Pues por tus palabras serás justificado, y por tus palabras serás condenado.
Mateo 12: 37
Mutila y puede matar. Destroza corazones y destruye vidas. Es cobarde, ladina y maliciosa y cuanto más caso se le hace más crece. Cuanto más se repite más se la cree. Reina en todas las esferas de la sociedad, pero sobre todo entre los envidiosos y entre los que más poder ambicionan.
Sus víctimas suelen ser impotentes porque no pueden protegerse de ella. Es anónima y nunca da la cara. Resulta muy difícil frenar sus movimientos. Cuanto más se intenta detenerla más se esconde. No respeta a nadie. Cuando destruye una reputación ya nunca se puede restaurar del todo. Es capaz de derribar gobiernos, de destruir matrimonios y de hacer llorar a los más inocentes. Todos la conocemos: es la calumnia.

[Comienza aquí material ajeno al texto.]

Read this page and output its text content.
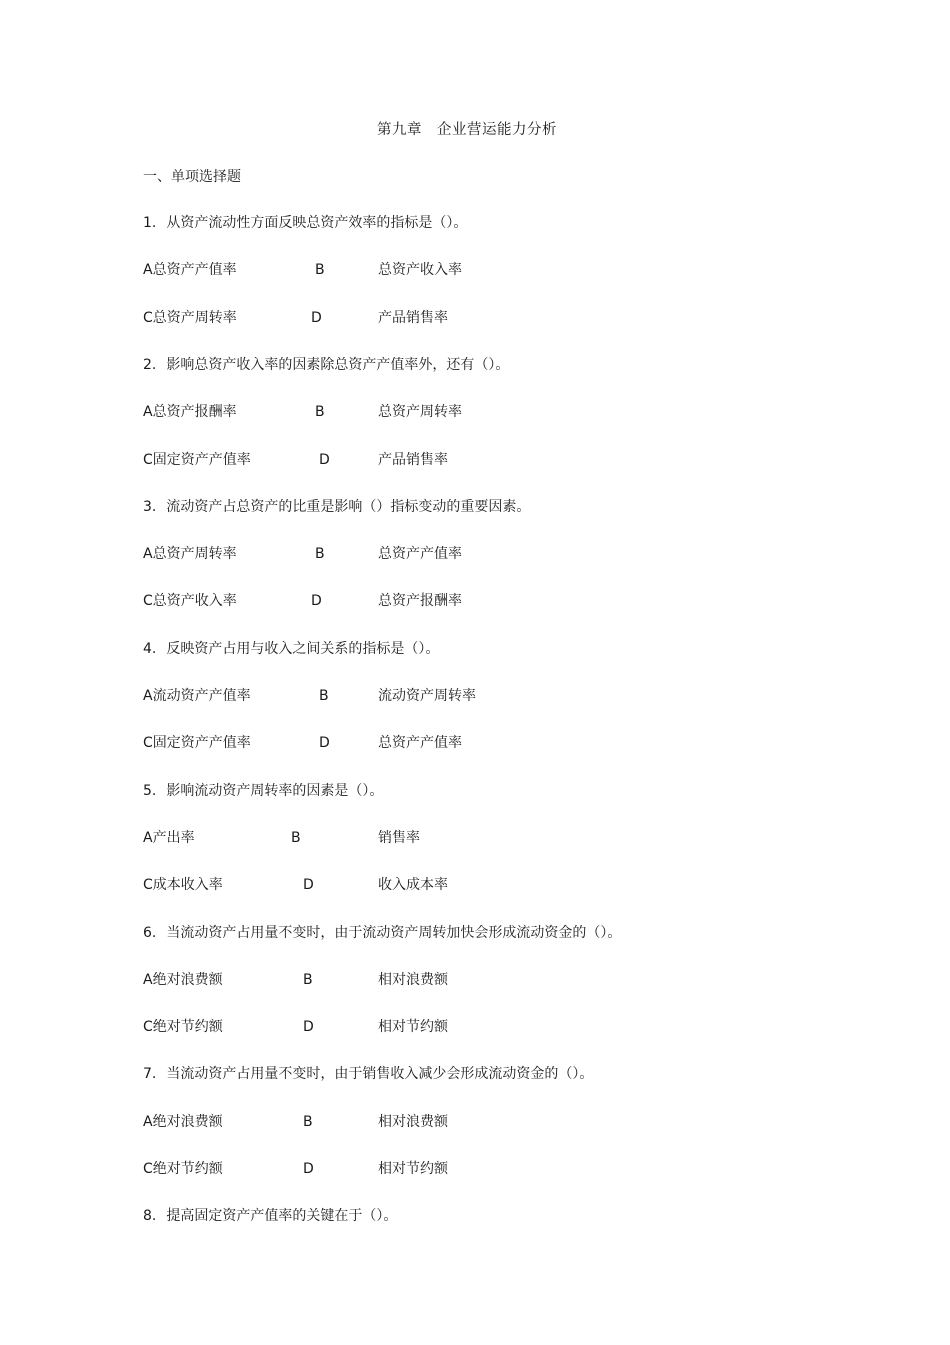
第九章　企业营运能力分析
一、单项选择题
1. 从资产流动性方面反映总资产效率的指标是（）。
A总资产产值率	B	总资产收入率
C总资产周转率	D	产品销售率
2. 影响总资产收入率的因素除总资产产值率外，还有（）。
A总资产报酬率	B	总资产周转率
C固定资产产值率	D	产品销售率
3. 流动资产占总资产的比重是影响（）指标变动的重要因素。
A总资产周转率	B	总资产产值率
C总资产收入率	D	总资产报酬率
4. 反映资产占用与收入之间关系的指标是（）。
A流动资产产值率	B	流动资产周转率
C固定资产产值率	D	总资产产值率
5. 影响流动资产周转率的因素是（）。
A产出率	B	销售率
C成本收入率	D	收入成本率
6. 当流动资产占用量不变时，由于流动资产周转加快会形成流动资金的（）。
A绝对浪费额	B	相对浪费额
C绝对节约额	D	相对节约额
7. 当流动资产占用量不变时，由于销售收入减少会形成流动资金的（）。
A绝对浪费额	B	相对浪费额
C绝对节约额	D	相对节约额
8. 提高固定资产产值率的关键在于（）。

Ya decía Cicerón, casi un siglo antes que Cristo: «Nada hay tan veloz como la calumnia; ninguna cosa es más fácil de lanzar, más fácil de aceptar, ni más rápida en extenderse». Y daba el siguiente consejo a las víctimas de quienes se dejan llevar por la tentación a proferirla: «Cuando te hiera la lengua de la calumnia, consuélate diciendo que no son los peores frutos los que pican las avispas».

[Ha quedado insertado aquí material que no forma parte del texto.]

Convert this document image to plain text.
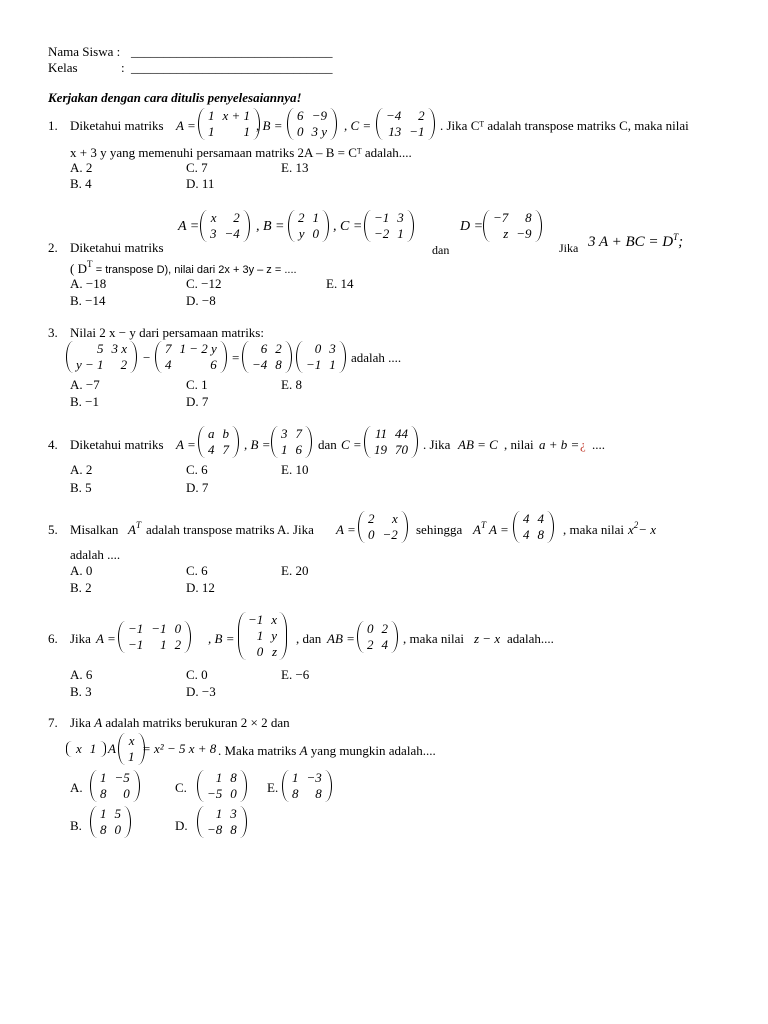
Nama Siswa : _______________________________
Kelas	: _______________________________
Kerjakan dengan cara ditulis penyelesaiannya!
1. Diketahui matriks A =
1	x + 1
1	1 , B =
6	−9
0	3 y , C =
−4	2
13	−1 . Jika Cᵀ adalah transpose matriks C, maka nilai
x + 3 y yang memenuhi persamaan matriks 2A – B = Cᵀ adalah....
A. 2	C. 7	E. 13
B. 4	D. 11
A =
x	2
3	−4 , B =
2	1
y	0 , C =
−1	3
−2	1	D =
−7	8
z	−9
2. Diketahui matriks	dan	Jika 3 A + BC = $D^T$;
( $D^T$ = transpose D), nilai dari 2x + 3y – z = ....
A. −18	C. −12	E. 14
B. −14	D. −8
3. Nilai 2 x − y dari persamaan matriks:
5	3 x
y − 1	2 −
7	1 − 2 y
4	6 =
6	2
−4	8
0	3
−1	1 adalah ....
A. −7	C. 1	E. 8
B. −1	D. 7
4. Diketahui matriks A =
a	b
4	7 , B =
3	7
1	6 dan C =
11	44
19	70 . Jika AB = C , nilai a + b = ¿ ....
A. 2	C. 6	E. 10
B. 5	D. 7
5. Misalkan $A^T$ adalah transpose matriks A. Jika A =
2	x
0	−2 sehingga $A^T$ A =
4	4
4	8 , maka nilai $x^2- x$
adalah ....
A. 0	C. 6	E. 20
B. 2	D. 12
6. Jika A =
−1	−1	0
−1	1	2 , B =
−1	x
1	y
0	z
, dan AB =
0	2
2	4 , maka nilai z − x adalah....
A. 6	C. 0	E. −6
B. 3	D. −3
7. Jika A adalah matriks berukuran 2 × 2 dan
x	1 A
x
1
= x² − 5 x + 8 . Maka matriks A yang mungkin adalah....
A.
1	−5
8	0	C.
1	8
−5	0 E.
1	−3
8	8
B.
1	5
8	0	D.
1	3
−8	8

Mucho antes, la Biblia ya nos enseñaba a orar con el salmista para prevenir la calumnia: «Señor, pon guarda en mi boca, guarda la puerta de mis labios» (Sal. 141: 3).
La calumnia pública es frecuente en el mundillo de la política, cuando la falta de argumentos convincentes se substituye por ataques personales, o ad hominem. «Calumnia, que algo queda», parecería ser el lema de muchos de los portavoces de nuestros partidos políticos. Aunque el dicho popular afirme, sin duda con bastante razón: «Piensa mal y acertarás», el cristiano debe seguir un lema diferente: «Piensa bien, aunque no aciertes» (cf. Fil. 4: 8).
Alguien imaginó cómo podrían ser algunas de las antibienaventuranzas del diablo:
«Desgraciados los que se creen tan santos que solo encuentran defectos en los demás, porque de ellos es ya mi reino.
»Desgraciados los eternos descontentos que se quejan de todo, porque siempre serán escuchados por mis aliados.
»Desgraciados los que tiene hambre y sed de escuchar chismes y embustes, porque nunca serán saciados.
»Desgraciados los malpensados que sospechan de todos, porque serán llamados mis hijos.
»Desgraciados vosotros los que leéis estas líneas y pensáis que solo van destinadas a quienes vosotros sabéis, ¡porque ya estáis cayendo en mis redes!».
Señor, líbrame hoy de condenarme o de condenar a otros con mis malas palabras.